Monday, October 5, 2009

Before the storm

This week has been one massive heart-throbbing head-splitting race to study for the first examination of second year medicine - Pathobiology of Disease (PBD). Yesterday, in the final throes of serious crammage, I had some genuinely gratifying moments. For a few brief seconds, I felt competent.

Andy: So, are you partying tonight?

Sandlot: I don't know. It all depends on my friend. He went to the doctor because he thought he might have bronchitis. So, if he does, then obviously not.

Andy: Bronchitis.

Sandlot: Yup.

Andy: Apparently, most people expect antibiotics for bronchitis, and they get them even though they're mostly viral.

Sandlot: Oh yeah? Then what are you supposed to get?

Andy: They're mostly self-resolving.

Sandlot: But how long does it take to self-resolve?

Andy: I forget... like a week?

Sandlot: 'Cause he's had it for a month.

Andy: What kind of symptoms does he have? (I'm like reviewing at your friend's expense)

Sandlot: Hmm... from what I remember, cough... mucous... his ears started to get plugged. That's all I can remember.

Andy: Maybe he has a bacterial sinusitis. The only thing I can remember right now is to suspect bacterial sinusitis if cold-like symptoms persist for more than 5-7 10-14 days.

Sandlot: What's bacterial sinusitis?

Andy: It's like an infection of the air spaces around your nose.

Sandlot: But his nose isn't affected?

--- about an hour later ---


Andy: BAM! I think I should stop studying now.

After all those hours of studying, my brain felt like it was liquefying.
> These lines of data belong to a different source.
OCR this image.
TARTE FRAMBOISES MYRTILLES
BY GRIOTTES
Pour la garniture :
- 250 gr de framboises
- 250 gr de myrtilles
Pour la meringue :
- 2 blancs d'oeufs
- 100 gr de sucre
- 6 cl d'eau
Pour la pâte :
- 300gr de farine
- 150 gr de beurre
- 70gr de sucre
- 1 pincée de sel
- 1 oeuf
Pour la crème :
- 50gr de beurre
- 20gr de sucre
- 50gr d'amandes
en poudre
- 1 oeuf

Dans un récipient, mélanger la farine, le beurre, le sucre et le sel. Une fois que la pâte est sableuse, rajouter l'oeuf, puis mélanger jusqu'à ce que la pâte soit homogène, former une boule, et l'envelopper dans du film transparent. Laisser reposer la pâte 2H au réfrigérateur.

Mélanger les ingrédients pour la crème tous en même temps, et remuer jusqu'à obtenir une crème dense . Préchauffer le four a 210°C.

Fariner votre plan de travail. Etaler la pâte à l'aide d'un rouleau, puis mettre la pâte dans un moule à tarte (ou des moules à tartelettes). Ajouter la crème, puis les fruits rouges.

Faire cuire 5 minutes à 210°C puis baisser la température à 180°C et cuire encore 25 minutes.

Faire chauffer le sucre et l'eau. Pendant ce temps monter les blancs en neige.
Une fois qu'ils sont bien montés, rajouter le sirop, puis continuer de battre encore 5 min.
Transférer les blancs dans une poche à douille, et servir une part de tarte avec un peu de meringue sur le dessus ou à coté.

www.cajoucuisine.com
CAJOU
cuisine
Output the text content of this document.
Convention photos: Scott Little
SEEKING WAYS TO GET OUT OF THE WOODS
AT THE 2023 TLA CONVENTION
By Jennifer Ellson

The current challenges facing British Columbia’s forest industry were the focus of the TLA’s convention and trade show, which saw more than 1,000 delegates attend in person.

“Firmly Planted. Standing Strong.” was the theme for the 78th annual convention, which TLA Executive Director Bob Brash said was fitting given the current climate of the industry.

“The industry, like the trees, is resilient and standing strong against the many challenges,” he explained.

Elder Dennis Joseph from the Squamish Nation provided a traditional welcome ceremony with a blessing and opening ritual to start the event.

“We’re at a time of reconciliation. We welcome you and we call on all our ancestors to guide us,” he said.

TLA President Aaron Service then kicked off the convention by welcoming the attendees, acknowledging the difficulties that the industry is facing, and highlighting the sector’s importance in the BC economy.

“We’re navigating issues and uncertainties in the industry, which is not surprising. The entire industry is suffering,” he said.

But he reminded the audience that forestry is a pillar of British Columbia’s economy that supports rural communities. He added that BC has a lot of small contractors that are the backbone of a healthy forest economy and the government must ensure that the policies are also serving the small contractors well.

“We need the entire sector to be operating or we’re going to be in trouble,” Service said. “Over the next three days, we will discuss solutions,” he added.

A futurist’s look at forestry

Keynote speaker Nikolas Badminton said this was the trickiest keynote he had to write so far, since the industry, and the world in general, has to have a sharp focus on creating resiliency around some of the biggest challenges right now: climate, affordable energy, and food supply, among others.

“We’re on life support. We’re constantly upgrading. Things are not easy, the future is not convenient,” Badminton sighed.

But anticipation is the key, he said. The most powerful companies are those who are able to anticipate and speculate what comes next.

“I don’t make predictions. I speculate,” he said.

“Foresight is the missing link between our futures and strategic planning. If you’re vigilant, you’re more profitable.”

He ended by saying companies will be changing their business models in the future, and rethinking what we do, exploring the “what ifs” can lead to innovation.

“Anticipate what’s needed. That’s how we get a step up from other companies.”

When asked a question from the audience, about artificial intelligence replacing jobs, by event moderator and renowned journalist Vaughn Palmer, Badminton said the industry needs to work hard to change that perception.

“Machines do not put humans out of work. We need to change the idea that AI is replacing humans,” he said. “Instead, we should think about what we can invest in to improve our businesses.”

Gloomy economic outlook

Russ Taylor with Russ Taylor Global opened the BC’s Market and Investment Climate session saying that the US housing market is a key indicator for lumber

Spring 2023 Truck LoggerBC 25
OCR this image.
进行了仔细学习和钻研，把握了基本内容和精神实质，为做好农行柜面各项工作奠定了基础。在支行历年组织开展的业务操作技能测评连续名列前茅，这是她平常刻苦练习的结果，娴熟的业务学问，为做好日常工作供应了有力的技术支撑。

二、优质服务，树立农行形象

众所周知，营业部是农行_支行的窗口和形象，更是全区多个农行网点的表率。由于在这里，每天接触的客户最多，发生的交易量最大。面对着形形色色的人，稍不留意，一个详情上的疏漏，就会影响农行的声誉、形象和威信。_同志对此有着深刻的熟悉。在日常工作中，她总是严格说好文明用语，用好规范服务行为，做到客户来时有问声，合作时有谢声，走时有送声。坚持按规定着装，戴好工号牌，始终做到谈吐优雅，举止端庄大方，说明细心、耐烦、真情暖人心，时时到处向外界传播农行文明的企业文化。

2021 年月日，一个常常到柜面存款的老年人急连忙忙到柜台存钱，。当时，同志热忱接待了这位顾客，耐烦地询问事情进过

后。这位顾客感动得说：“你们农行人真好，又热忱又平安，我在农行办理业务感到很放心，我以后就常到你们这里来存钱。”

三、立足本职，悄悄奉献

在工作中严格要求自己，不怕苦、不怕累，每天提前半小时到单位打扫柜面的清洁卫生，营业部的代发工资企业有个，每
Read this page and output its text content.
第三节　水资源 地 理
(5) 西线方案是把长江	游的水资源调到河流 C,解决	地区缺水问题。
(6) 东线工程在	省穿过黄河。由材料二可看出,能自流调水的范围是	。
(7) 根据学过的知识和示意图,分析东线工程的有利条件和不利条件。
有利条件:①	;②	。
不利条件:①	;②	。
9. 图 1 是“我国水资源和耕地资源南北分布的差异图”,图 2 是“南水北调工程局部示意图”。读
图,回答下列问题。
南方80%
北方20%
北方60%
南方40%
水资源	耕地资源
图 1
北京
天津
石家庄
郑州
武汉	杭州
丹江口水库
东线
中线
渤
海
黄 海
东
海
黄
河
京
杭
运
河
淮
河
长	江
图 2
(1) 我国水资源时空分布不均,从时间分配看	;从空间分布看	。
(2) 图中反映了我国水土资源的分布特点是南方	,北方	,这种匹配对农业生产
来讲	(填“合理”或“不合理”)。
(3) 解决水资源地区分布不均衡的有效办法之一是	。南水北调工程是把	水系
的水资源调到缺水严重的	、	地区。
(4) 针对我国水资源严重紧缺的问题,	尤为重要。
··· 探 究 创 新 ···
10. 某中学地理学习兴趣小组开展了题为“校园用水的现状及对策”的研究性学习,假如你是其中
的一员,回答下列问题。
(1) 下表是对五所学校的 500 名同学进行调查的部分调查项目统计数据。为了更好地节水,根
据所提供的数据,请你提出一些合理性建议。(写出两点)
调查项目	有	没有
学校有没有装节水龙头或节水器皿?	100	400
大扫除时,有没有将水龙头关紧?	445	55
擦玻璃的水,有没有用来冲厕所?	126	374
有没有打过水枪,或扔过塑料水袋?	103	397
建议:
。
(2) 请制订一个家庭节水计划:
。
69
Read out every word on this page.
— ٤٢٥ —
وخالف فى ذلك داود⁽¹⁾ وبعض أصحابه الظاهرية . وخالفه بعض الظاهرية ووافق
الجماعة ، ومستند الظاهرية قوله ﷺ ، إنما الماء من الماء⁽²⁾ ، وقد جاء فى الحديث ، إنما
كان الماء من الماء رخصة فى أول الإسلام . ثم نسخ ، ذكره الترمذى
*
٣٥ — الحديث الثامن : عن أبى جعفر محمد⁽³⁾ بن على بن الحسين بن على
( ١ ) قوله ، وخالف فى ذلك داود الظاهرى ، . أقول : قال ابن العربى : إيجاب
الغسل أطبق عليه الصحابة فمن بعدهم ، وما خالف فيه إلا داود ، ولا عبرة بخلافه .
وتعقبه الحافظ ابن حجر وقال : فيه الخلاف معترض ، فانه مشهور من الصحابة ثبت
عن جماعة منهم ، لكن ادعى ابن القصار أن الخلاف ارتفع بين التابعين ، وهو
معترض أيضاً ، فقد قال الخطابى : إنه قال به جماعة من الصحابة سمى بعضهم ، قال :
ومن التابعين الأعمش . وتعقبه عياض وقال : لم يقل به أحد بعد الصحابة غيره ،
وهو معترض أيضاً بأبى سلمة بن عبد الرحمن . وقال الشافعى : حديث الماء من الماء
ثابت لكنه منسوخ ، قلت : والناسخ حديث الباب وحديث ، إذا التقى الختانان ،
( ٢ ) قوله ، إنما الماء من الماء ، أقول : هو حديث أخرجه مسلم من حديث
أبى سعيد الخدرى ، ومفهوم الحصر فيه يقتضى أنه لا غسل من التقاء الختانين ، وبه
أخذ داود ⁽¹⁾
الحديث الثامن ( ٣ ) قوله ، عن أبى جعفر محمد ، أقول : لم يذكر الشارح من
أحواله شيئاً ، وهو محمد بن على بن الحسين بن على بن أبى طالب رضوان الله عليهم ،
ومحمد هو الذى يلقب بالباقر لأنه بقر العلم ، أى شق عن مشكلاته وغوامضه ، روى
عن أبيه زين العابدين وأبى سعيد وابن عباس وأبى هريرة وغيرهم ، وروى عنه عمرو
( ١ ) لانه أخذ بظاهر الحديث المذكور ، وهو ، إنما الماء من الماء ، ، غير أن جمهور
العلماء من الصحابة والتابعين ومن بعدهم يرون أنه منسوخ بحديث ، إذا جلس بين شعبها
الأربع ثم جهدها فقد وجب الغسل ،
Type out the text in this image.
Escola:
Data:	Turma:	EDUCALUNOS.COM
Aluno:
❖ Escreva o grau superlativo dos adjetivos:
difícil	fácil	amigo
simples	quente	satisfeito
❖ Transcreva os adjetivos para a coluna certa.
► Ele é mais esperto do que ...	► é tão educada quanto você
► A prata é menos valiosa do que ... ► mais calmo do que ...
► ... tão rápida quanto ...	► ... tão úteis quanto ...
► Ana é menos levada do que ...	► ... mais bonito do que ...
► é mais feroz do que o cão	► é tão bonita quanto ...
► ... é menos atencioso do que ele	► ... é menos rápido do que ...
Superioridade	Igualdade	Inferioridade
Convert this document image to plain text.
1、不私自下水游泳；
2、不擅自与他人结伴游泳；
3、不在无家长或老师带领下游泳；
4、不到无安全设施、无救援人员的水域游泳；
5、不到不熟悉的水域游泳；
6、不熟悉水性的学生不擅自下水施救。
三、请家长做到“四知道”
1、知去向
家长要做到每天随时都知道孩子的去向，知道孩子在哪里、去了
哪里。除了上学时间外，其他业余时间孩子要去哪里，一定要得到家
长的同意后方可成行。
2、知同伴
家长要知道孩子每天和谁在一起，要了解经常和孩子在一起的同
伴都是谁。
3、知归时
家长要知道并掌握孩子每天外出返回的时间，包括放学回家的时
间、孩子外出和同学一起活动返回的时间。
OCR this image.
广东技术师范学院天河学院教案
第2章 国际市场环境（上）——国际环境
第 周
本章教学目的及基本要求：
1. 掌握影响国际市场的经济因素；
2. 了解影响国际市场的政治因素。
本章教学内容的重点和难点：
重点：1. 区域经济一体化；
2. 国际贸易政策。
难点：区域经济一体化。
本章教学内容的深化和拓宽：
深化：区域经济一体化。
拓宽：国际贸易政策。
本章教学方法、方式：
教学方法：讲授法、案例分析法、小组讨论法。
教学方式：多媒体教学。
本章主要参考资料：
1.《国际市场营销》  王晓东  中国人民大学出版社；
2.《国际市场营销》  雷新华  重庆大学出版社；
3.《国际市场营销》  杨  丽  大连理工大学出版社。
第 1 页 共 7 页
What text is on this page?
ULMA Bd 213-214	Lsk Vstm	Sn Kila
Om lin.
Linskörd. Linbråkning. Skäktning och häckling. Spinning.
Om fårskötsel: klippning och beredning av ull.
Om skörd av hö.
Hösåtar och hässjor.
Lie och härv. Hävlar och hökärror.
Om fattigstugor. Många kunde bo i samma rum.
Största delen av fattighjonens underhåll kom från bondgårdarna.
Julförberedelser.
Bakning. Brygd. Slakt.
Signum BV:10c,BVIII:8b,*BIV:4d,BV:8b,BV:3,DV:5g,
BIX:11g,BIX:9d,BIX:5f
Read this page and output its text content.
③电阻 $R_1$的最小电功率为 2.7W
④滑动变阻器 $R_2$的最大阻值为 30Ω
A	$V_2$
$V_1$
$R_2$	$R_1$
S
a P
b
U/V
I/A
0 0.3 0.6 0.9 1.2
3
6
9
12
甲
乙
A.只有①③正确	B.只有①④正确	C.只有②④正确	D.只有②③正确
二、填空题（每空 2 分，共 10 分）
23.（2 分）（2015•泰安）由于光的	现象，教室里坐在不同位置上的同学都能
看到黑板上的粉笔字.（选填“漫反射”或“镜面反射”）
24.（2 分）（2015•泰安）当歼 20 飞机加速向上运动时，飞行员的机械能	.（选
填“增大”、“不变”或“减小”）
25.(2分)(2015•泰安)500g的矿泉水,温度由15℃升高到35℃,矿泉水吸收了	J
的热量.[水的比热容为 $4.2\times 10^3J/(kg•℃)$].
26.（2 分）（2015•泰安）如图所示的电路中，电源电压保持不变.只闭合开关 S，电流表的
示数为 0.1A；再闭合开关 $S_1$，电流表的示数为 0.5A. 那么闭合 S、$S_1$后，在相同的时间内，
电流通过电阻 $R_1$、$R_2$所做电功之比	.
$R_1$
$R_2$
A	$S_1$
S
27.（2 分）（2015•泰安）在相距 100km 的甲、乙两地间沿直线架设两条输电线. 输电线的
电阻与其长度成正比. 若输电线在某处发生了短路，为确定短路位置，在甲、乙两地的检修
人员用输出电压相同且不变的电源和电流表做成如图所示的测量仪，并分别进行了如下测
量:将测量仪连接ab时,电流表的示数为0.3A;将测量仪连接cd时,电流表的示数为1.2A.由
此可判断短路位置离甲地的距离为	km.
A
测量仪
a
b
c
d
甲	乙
My MSN status message at that time read: Liquefactive necrosis of the brain.

Stewie: I would've thought it would be coagulative... PBD-induced ischemia!

Andy: Is it coagulative in the brain too? I know you can get liquefactive in the brain - not sure what it's from. I know coagulative is like MI.

Stewie: Liquefactive I thought has to be bacterial or fungal.

--- several minutes later ---

Stewie: Oh damn, nevermind. You're totally right.

Stewie: "For unclear reasons, hypoxic death of cells within the central nervous system also results in liquefactive necrosis."

Andy: Haha, win!

And, of course, we all spent a fair share of time stressing out over our practice runs through past exams.

Kushima: I continually achieve new records in dealing with procrastination, which is what I meant by the squeeze phrase.

Kushima: For which one of the following skin diseases would a topical anti-fungal agent be most appropriate as treatment?

a) Atopic dermatitis
b) Psoriasis
c) Scabies
d) Tinea corporis
e) Zoster (shingles)

Kushima: Try this question.

Andy: Hmm... not E and not C. I am tempted to say A, but it sounded like that might not be right. D?

Kushima: Hah, I have no clue. Make up your mind.

Andy: D.

Kushima: Yes.

Andy: w00t!

Kushima: Good job. Looking at the question I can't recall even a single fact about any of those options.

Andy: Herpes zoster is a virus. Scabies is a parasite... little bug. Atopic dermatitis is eczema.

Kushima: Hmm, yeah, I forgot about those.

Kushima: Which one of the following principles is most important in ensuring maximum benefit from antibiotic treatment in the management of septic shock?

a) Administration 30 minutes before corticosteroids
b) Administration in conjunction with inotropic agents
c) Administration of synergistic combinations
d) Administration through a central venous access line
e) Administration within 2 hours of the onset of hypotension

Kushima: Try one more.

Andy: Uh... I have no idea. E?

Kushima: Damn, you're a good guesser.

I got the bonus question on the 2008 exam also.


shirls said...

LOL! Brilliant!

Haircut time?

a_ndy said...


Joyce said...

LOL! You are full of win!

sandlot said...

wow... if only all exams had that question.

anyway, you're on your way to become dr. awesome. my friend was very impressed with your diagnostic skills.

a_ndy said...

Hopefully, they will only improve with time (and by improve I mean less guessing and um-ing).